We were on our way to Randall’s one evening, when the all-too-familiar, Austin traffic brought us to a grinding halt. I was humming along with the radio when a “CLICK!” caught me by surprise. My girlfriend had locked the doors of the car, and I couldn’t fathom why. I conveyed my confusion with the lift of an eyebrow. She simply pointed past me at something outside the passenger side window. Following her finger, my eyes eventually made out what looked like a small gathering of homeless men. One of the panhandlers had begun limping towards our car.
“So what,” I thought aloud, “Just tell them we don’t have any money.” (This was true. I’m sympathetic toward those in disadvantaged circumstances, but I rarely carry cash as a debt-laden undergrad with a food-service job.)
“Things are just a little different as a girl,” she offered.
We drove off, leaving the homeless fellow and his tattered, trench coat behind, but the simple truth of her blunt words had sunk in. Even in America, the most modern, and equality-driven of countries, women still have concerns for their personal safety.
There is a commonly-held belief in today’s society, that the notion of chivalry is dead. Perhaps it is, and if we’re talking about it in a classical sense, it should stay that way. Many women would even argue that they don’t want or need a man looking out for them.
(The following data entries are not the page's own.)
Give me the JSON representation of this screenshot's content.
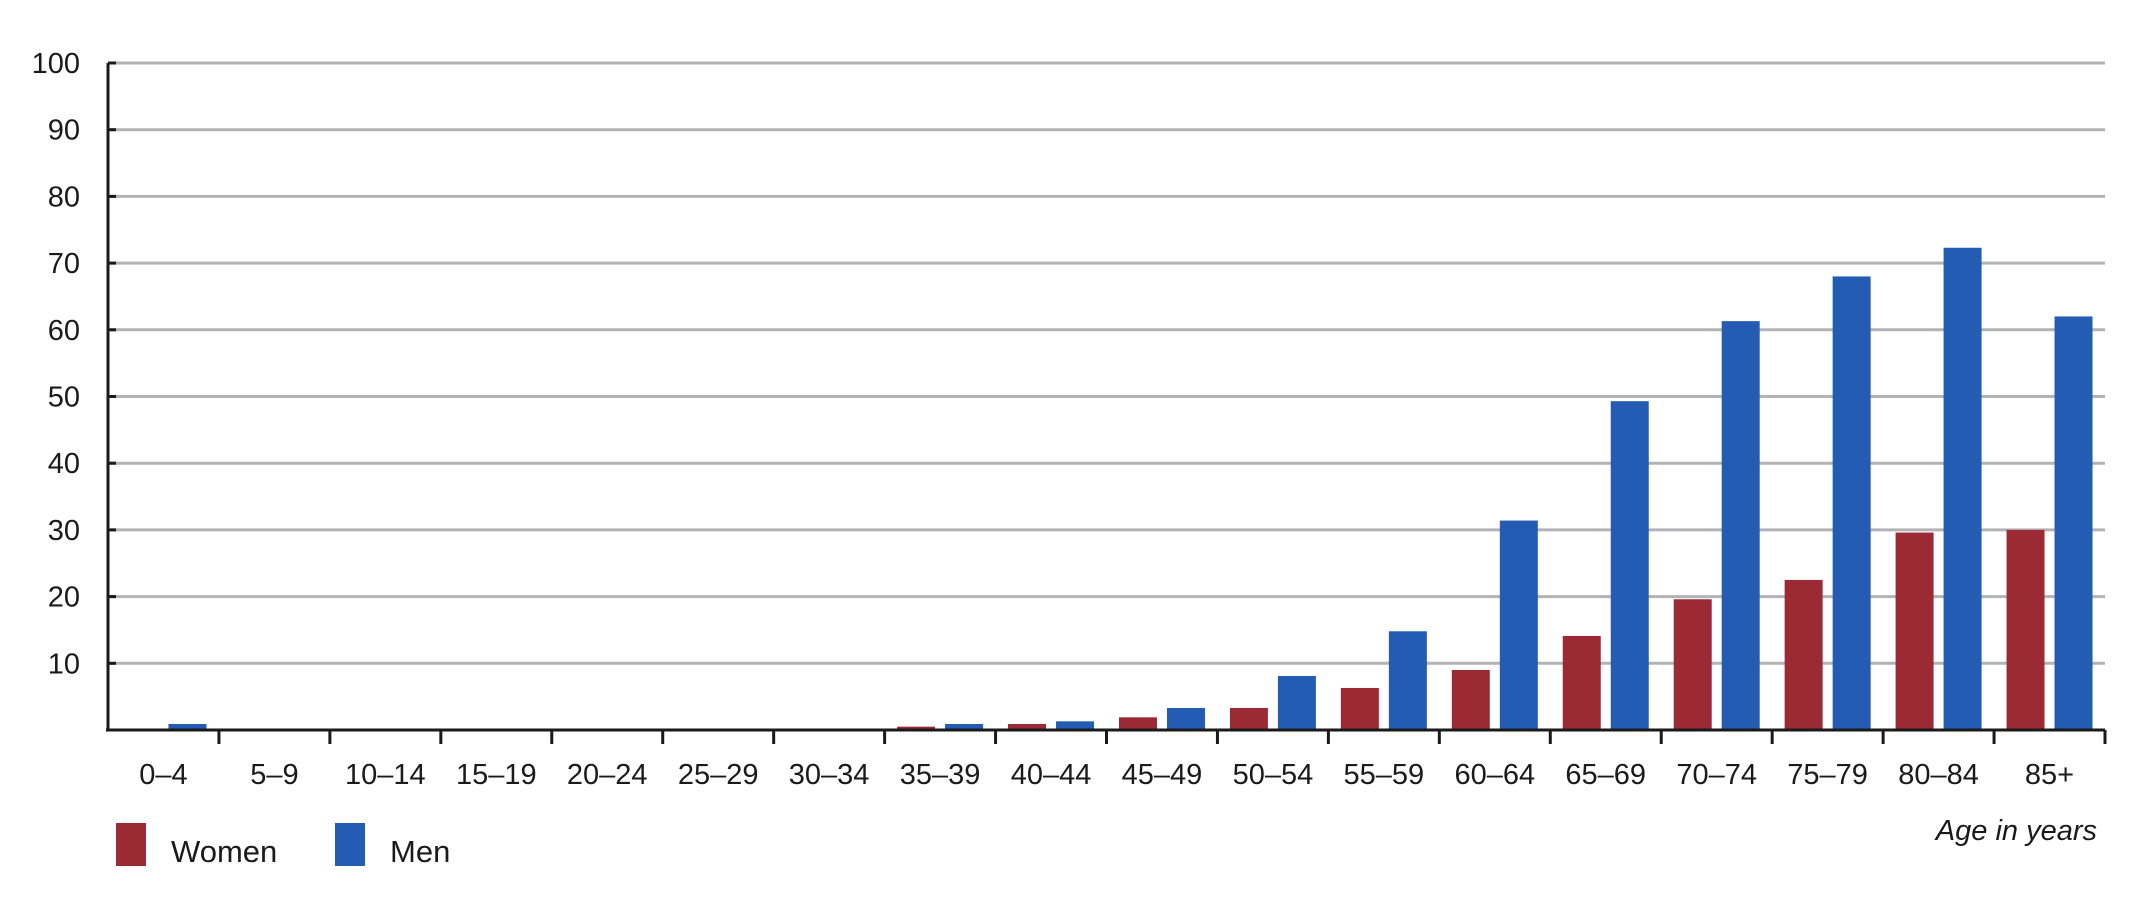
{
  "chart_data": {
    "type": "bar",
    "categories": [
      "0–4",
      "5–9",
      "10–14",
      "15–19",
      "20–24",
      "25–29",
      "30–34",
      "35–39",
      "40–44",
      "45–49",
      "50–54",
      "55–59",
      "60–64",
      "65–69",
      "70–74",
      "75–79",
      "80–84",
      "85+"
    ],
    "series": [
      {
        "name": "Women",
        "color": "#9b2a35",
        "values": [
          0.2,
          0.1,
          0.1,
          0.1,
          0.1,
          0.1,
          0.1,
          0.5,
          0.9,
          1.9,
          3.3,
          6.3,
          9.0,
          14.1,
          19.6,
          22.5,
          29.6,
          30.0
        ]
      },
      {
        "name": "Men",
        "color": "#245cb4",
        "values": [
          0.9,
          0.1,
          0.1,
          0.1,
          0.1,
          0.1,
          0.2,
          0.9,
          1.3,
          3.3,
          8.1,
          14.8,
          31.4,
          49.3,
          61.3,
          68.0,
          72.3,
          62.0
        ]
      }
    ],
    "xlabel": "Age in years",
    "ylabel": "",
    "ylim": [
      0,
      100
    ],
    "yticks": [
      10,
      20,
      30,
      40,
      50,
      60,
      70,
      80,
      90,
      100
    ],
    "grid": true,
    "legend_position": "bottom-left"
  }
}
I agree. Surely, women do not need a man to protect or shelter them based on outdated beliefs. This would be an acknowledgement of difference or weakness. Women are our equals in every sense of the phrase. It’s time to start treating them as such.
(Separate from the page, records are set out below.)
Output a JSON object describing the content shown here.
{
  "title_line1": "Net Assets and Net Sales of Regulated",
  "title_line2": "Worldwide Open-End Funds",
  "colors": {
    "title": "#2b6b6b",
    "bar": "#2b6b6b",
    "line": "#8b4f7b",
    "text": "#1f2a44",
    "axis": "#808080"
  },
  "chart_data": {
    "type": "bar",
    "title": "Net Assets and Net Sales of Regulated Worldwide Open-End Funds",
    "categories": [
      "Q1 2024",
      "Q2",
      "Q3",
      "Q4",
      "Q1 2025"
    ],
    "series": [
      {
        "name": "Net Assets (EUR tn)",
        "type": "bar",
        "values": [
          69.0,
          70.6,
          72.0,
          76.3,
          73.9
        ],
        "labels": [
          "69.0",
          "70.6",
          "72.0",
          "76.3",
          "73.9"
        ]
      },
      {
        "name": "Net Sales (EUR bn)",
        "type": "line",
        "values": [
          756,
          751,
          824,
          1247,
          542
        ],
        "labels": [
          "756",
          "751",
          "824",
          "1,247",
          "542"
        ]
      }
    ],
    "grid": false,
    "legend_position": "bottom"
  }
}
I propose a modernized version of the word chivalry. It is not only an acknowledgement of the true equality of the opposite sex, but a need for actually treating them as such. Recognize that girlfriends, on their way to the supermarket late at night, have concerns about their safety. No, you don’t necessarily have to offer to walk them to safety, but let’s not be the creepy, drunken guy, lurking around or staring at them. Let’s make sure we are not objectifying them in the form of awkward and downright disrespectful pick-up attempts.
I can’t fathom an area more prone to acts of sexist machismo than the bars and lounges of our beloved college town, Austin. I’ve witnessed testosterone run wild. One night, I watched a man persistently harass a group of ladies playing pool at Bender Bar until they grew too uncomfortable and walked away from their game.
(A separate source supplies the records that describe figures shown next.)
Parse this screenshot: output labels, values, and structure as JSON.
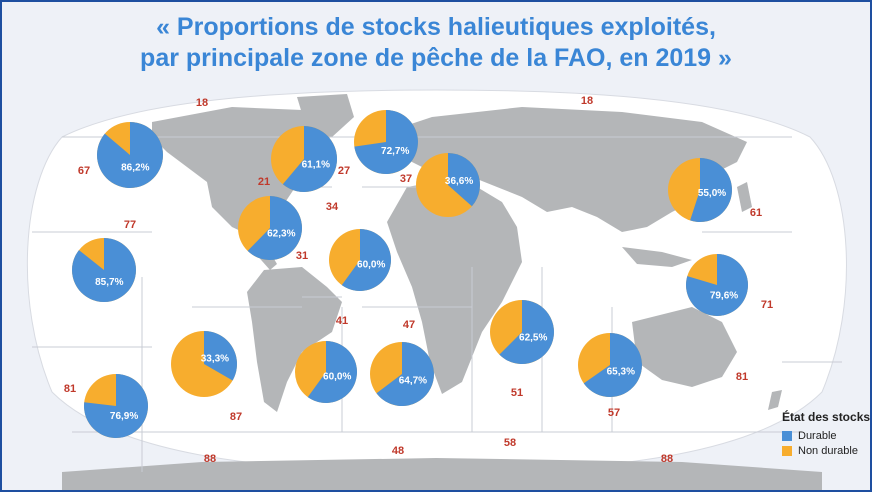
{
  "title": {
    "line1": "« Proportions de stocks halieutiques exploités,",
    "line2": "par principale zone de pêche de la FAO, en 2019 »"
  },
  "colors": {
    "durable": "#4a8fd6",
    "non_durable": "#f7ad2e",
    "land": "#b4b6b8",
    "ocean": "#ffffff",
    "zone_label": "#c0392b",
    "title": "#3a86d6"
  },
  "legend": {
    "title": "État des stocks",
    "durable": "Durable",
    "non_durable": "Non durable"
  },
  "zones": [
    {
      "code": "18",
      "pie": null
    },
    {
      "code": "18",
      "pie": null
    },
    {
      "code": "67",
      "pie": {
        "durable": 86.2,
        "label": "86,2%"
      }
    },
    {
      "code": "21",
      "pie": {
        "durable": 61.1,
        "label": "61,1%"
      }
    },
    {
      "code": "27",
      "pie": {
        "durable": 72.7,
        "label": "72,7%"
      }
    },
    {
      "code": "37",
      "pie": {
        "durable": 36.6,
        "label": "36,6%"
      }
    },
    {
      "code": "61",
      "pie": {
        "durable": 55.0,
        "label": "55,0%"
      }
    },
    {
      "code": "77",
      "pie": {
        "durable": 85.7,
        "label": "85,7%"
      }
    },
    {
      "code": "34",
      "pie": {
        "durable": 60.0,
        "label": "60,0%"
      }
    },
    {
      "code": "31",
      "pie": {
        "durable": 62.3,
        "label": "62,3%"
      }
    },
    {
      "code": "71",
      "pie": {
        "durable": 79.6,
        "label": "79,6%"
      }
    },
    {
      "code": "87",
      "pie": {
        "durable": 33.3,
        "label": "33,3%"
      }
    },
    {
      "code": "41",
      "pie": {
        "durable": 60.0,
        "label": "60,0%"
      }
    },
    {
      "code": "47",
      "pie": {
        "durable": 64.7,
        "label": "64,7%"
      }
    },
    {
      "code": "51",
      "pie": {
        "durable": 62.5,
        "label": "62,5%"
      }
    },
    {
      "code": "57",
      "pie": {
        "durable": 65.3,
        "label": "65,3%"
      }
    },
    {
      "code": "81",
      "pie": {
        "durable": 76.9,
        "label": "76,9%"
      }
    },
    {
      "code": "81",
      "pie": null
    },
    {
      "code": "88",
      "pie": null
    },
    {
      "code": "48",
      "pie": null
    },
    {
      "code": "58",
      "pie": null
    },
    {
      "code": "88",
      "pie": null
    }
  ]
}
It is never acceptable to ruin someone’s attempt at a good time. Don’t be that guy. He is the reason females have to worry about their ability to feel safe and comfortable, and as our equals, this is a burden they shouldn’t be forced to endure. I doubt Mr. Obnoxious would have pestered a handful of his manly peers on the pool table.
Growing up, I listened to my two sisters vent their feelings of discomfort toward cat-calling crews of construction workers. Many times, they described going to the local gym only to be met with distasteful ogling. These males may have believed their actions to be socially acceptable, they would be wrong. My sisters’ distress was proof that what is“normal” behavior to one, can have lasting negativity on the psyche of another. I ask, is that the type of social sphere we want our mothers, sisters, girlfriends, and perhaps someday, daughters inhabiting? By making women feel more comfortable, safe and valued through modernized chivalry and equality-driven morals, we will foster a society with fewer locked doors and less degradation of our worthy feminine counterparts.